Artykuły

Ach, co to było za życie!

W "bandzie" było ich kilku: Jerzy Bińczycki, Jerzy Duda-Gracz, Andrzej Antkowiak i Jerzy Połoński. Śląsk, lata 50. i 60., szalone, kawalerskie czasy. Wspólnie grali w pokera i popijali słynną mlekówkę Bińczyckiego. Ten odzywał się najrzadziej, ale jak już coś powiedział, to tak, że wszyscy padali. Jerzy Połoński opowiada o przyjaźni z Bińczyckim w Polsce Gazecie Krakowskiej.

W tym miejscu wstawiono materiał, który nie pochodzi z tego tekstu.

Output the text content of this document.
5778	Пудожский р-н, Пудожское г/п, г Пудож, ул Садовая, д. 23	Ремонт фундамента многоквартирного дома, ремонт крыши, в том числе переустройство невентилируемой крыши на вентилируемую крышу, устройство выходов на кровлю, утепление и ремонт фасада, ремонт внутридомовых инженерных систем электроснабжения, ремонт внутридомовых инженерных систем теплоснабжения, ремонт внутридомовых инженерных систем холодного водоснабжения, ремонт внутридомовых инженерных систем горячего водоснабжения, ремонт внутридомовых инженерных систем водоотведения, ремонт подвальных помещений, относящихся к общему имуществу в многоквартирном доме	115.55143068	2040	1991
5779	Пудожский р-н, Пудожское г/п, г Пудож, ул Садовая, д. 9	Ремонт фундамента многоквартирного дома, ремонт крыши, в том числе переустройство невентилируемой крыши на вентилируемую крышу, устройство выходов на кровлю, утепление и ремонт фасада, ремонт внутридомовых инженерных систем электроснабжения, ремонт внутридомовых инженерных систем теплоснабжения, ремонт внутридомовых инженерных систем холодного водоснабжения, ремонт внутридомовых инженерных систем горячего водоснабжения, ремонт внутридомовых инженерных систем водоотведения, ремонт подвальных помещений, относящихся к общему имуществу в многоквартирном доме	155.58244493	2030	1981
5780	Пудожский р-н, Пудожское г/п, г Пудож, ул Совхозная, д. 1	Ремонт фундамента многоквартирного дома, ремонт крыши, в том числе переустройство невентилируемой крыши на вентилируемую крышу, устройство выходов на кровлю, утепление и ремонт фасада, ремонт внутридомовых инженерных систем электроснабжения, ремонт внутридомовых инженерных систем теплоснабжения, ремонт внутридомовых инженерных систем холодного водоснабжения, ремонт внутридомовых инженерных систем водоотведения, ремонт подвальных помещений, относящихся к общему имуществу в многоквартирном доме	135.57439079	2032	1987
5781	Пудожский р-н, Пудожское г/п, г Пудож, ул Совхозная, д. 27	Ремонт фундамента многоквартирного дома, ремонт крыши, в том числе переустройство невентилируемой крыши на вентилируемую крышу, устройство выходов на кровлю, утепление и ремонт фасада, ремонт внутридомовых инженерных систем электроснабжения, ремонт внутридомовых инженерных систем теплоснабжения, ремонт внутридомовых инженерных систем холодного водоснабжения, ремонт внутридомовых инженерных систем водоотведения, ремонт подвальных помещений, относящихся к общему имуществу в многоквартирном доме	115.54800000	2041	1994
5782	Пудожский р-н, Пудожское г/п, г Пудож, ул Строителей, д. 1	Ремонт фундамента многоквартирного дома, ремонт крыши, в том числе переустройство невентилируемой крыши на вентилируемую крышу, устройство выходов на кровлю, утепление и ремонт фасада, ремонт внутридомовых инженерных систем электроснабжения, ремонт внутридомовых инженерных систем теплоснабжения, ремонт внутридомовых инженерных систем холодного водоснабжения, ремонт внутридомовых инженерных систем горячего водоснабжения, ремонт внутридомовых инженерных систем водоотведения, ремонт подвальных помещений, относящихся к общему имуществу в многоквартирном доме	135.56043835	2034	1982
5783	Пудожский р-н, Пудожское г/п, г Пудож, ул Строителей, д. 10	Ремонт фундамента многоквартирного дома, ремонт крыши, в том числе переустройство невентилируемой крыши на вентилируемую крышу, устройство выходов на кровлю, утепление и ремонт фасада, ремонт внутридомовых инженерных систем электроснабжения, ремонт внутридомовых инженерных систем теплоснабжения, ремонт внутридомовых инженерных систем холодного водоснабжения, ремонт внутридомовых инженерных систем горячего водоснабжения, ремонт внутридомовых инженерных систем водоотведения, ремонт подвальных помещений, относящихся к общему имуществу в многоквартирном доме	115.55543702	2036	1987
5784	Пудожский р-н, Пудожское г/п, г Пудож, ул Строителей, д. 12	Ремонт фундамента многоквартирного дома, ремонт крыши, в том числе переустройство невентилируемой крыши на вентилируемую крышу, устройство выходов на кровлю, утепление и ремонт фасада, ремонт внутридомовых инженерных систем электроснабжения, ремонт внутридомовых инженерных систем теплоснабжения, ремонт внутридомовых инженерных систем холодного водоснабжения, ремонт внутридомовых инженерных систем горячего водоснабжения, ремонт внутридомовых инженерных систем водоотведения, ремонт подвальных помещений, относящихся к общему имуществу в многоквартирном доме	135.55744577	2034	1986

Połoński i Bińczycki spotkali się w drugiej połowie lat 50. Razem grali w Teatrze Wyspiańskiego na Śląsku. Tak po prawdzie, to bardziej statystowali niż grali. Bo na początku na talencie Binczyckiego nikt się nie poznał. Na pewno nie ówczesny dyrektor "Wyspiańskiego", Jerzy Kaliszewski. Okrzykniętego później wybitnym aktora obsadzał w roli... świetlika. Jeśli obsadzał w ogóle.

Niewyparzony język

- Zgrzytaliśmy wtedy zębami - wspomina Połoński. - Pamiętam październikowy wieczór w 62 roku. Ja i Jerzy znowu robiliśmy za statystów, tańcząc walca gdzieś z tyłu sceny. To był ten dzień, w którym wydarzyła się słynna katastrofa kolejowa pod Piotrkowem. I nagle Bińczycki cedzi: cholera! - choć użył akurat gorszego słowa - czemu nie jechałem tym pociągiem? Leżałbym teraz na śniegu jak królewna Śnieżka, zamiast błazna udawać - wspomina Połoński.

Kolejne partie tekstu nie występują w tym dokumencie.